Events: Burj Dubai Lecture Series: “Extreme Building: The Challenges of Constructing Burj Dubai” and “Why Dubai?”
Location: New York Academy of Sciences, 06.13.07 (“Extreme Building”), 07.18.07 (“Why Dubai?”)
Speakers: “Extreme Building”: Ahmad Abdelrazaq — Executive Director, highrise building and structural engineering divisions, Samsung Corporation. “Why Dubai?”: Robert Booth — Executive Director, Emaar North America; John Braley — Business Development Manager, Turner International; George Efstathiou, AIA, RIBA — Managing Partner, Skidmore, Owings & Merrill, Chicago; Jordan Gruzen, FAIA — Partner, Gruzen Samton; John Mills — Project Director, Hyder Consulting Middle East
Moderator: Robert Ivy, FAIA — Editor-In-Chief, Architectural Record
Organizers: Skyscraper Museum; New York Academy of Sciences
Model photo by Steinkamp-Ballogg Photography, courtesy Skidmore, Owings & Merrill
No city in history has grown as quickly as Dubai; it’s the world’s third-ranked development city, after Shanghai and Moscow, observed John Braley, business development manager at Turner International. But the others have long histories as urban centers, while Dubai has morphed from backwater to metropolis almost overnight. Presentations often show paired before-and-after photos documenting the phenomenal growth of towers along Sheikh Zayed Road since 1990. With an economy more reliant on tourism, finance, and real-estate speculation than on oil, and with $45 billion in current construction for a population of 1.4 million in a space the size of Rhode Island, Dubai has become a laboratory for hyper-accelerated development.
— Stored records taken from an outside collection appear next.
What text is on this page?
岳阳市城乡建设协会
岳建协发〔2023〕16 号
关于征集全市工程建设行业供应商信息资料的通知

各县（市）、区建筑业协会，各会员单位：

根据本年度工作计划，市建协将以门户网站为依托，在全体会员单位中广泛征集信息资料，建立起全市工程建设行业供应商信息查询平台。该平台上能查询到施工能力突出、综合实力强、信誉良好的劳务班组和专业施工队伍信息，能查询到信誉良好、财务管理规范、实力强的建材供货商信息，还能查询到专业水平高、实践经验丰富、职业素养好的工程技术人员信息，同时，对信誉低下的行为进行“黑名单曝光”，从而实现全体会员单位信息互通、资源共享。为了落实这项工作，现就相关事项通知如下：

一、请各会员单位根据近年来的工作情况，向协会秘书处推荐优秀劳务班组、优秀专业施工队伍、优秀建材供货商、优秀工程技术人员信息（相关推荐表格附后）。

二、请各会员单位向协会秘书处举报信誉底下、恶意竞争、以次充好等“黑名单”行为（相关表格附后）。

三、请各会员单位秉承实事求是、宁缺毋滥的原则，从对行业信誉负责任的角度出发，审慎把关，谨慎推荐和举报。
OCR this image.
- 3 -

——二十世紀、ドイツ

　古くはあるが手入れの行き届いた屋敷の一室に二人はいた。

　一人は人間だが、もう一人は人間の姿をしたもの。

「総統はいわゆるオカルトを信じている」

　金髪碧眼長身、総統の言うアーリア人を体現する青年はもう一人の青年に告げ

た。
In his June solo talk, engineer Ahmad Abdelrazaq conveyed his expertise and enthusiasm for the Skidmore, Owings & Merrill-designed Burj Dubai’s unique challenges: stabilizing its long and light frame, maximizing both daylight exposure and privacy in the tower’s residential section, pumping the high-performance concrete to unprecedented heights despite searing local temperatures (pouring at night helps), and monitoring stresses and deformations throughout the tower (the building’s information systems include a proliferation of strain gauges and a GPS base station/rover arrangement). At such a scale, even as routine an operation as positioning the cranes requires precision and caution.
The July panelists offered many solid reasons for Dubai’s record-setting growth. It has favorable geographic position as a trading port, waterside resort, and financial hub. Wealth was transferred there out of the U.S. by nervous regional investors after 9/11. The South Asian labor force is available at low wages. Ruler Sheikh Mohammed bin Rashid Al Maktoum encourages fast, unregulated development. And, perhaps foremost, Dubai’s political stability and relative cultural openness is what Jordan Gruzen, FAIA, partner at Gruzen Samton, calls “the safe haven in a very disturbed area of the world.”
After presentations by representatives of five firms involved with the Burj and other local projects, moderator Robert Ivy, FAIA, did his best to guide panelists’ attention toward controversies such as migrant-worker abuse (a topic on which a scathing Human Rights Watch report — citing hazards, deaths, and wages unpaid for months of labor in the 120-degree heat — recently got Sheikh Mohammed’s attention). With nary a contrarian to be heard, some of the responses to the event’s critical title question were more witty and succinct than penetrating: in Braley’s words, “Why not Dubai?” or as project director at Hyder Consulting Middle East John Mills said simply, “because we can.”
Dubai has amassed the resources and expertise to accomplish amazing things, the Burj among them. Gruzen cited one waterfront plan where $3.4 billion worth of land was sold in three days. Beyond the Burj, Dubai’s developers are out-Vegasing Vegas, building not just theme parks but “theme cities” like the Falcon City of Wonders, a bird-shaped recreational/residential district featuring life-sized replicas of the seven wonders of the world. The Palm Jumeira is slated to get the Trump hotel, this one tulipoid. The indoor Ski Dubai resort is a magnet for oxymorons, being something of a contradiction-in-terms itself; Mills relayed contrasting descriptions as both “infamous” and “fantastic.”
Many of the residences going up (and rapidly selling out) are unoccupied and may stay that way; they’re merely investment properties, second homes, or emergency residences for Middle Easterners contemplating future refugee status in the event of revolution or national collapse. Questions arise about the long-range soundness of an economy grounded in condo-flipping, or the forms of ecological blowback that ensue when growth outstrips infrastructure.
Dubai’s transportation is heavily auto-dependent, the muggy climate makes extensive air conditioning mandatory, and rendering Gulf water potable requires massive desalinization (returning ever more saline water to the source); building roads in a desert climate is always easier in the short term than managing natural resources. A metro rail line is planned, but car traffic is already nightmarish, and “the only use of solar energy,” Mills drolly reported, “is for a parking meter.” There’s a lot to admire about Dubai’s building boom; there’s also plenty that one can find unnerving.